Depending on your investments and your intentions, you may need to take a couple of extra steps to ensure that your assets will be passed on exactly as you intend. Without some precautionary measures, a portion or even a majority of your assets may be passed on in a manner that does not meet your wishes. This may pertain to your 401(k) plan and IRA.
Without other planning, your 401(k) assets will automatically transfer to your spouse if you are married when you die. Even if the account was created before your marriage or you have a prenuptial agreement, your spouse may be the only beneficiary to your 401(k) assets the second you are officially man and wife.

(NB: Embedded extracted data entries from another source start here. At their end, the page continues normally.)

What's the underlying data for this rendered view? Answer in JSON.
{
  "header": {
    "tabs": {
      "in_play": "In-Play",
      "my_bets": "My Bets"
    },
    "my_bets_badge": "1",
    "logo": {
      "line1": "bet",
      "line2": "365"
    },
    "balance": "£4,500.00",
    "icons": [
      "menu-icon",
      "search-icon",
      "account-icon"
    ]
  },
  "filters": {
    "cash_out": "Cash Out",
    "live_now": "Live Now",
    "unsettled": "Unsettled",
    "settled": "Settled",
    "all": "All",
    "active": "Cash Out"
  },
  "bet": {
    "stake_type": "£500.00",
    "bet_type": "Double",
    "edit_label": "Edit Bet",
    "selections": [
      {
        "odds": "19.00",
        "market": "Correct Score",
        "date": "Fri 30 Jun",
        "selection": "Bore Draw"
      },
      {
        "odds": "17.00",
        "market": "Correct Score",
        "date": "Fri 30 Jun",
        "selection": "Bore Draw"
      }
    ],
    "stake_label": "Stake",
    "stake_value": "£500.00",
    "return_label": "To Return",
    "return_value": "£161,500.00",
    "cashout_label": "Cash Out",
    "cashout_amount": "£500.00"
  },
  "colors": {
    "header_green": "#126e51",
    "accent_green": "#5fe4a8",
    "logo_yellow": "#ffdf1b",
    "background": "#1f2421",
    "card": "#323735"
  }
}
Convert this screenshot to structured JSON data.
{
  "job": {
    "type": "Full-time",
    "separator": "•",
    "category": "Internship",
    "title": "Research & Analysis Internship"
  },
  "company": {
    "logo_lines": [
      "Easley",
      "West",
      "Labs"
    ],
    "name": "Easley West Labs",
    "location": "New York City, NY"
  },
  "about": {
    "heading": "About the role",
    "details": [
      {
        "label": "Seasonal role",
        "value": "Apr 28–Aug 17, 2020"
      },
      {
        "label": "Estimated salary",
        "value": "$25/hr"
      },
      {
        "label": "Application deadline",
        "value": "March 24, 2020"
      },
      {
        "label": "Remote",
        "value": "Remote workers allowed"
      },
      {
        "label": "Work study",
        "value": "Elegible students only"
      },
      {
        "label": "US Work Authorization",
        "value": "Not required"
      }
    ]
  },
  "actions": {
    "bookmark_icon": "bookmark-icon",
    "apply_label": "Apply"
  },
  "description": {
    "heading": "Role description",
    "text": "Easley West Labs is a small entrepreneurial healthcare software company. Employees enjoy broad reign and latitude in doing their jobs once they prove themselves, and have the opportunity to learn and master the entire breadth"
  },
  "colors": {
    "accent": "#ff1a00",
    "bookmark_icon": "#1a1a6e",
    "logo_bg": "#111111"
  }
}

If you do not wish to pass on all of your 401(k) assets to your spouse, you should speak with an estate planning attorney to make some necessary changes. Your spouse will need to file a written statement waving his or her rights to your 401(k).
Similar to your 401(k) assets, your IRA may not be distributed out as you intended in your will. Rather, it will go to the person(s) you listed on your beneficiary designation form. However, if you want to name different persons to receive your IRA assets, you should meet with an estate planning attorney to ensure that your beneficiary designations match your intentions.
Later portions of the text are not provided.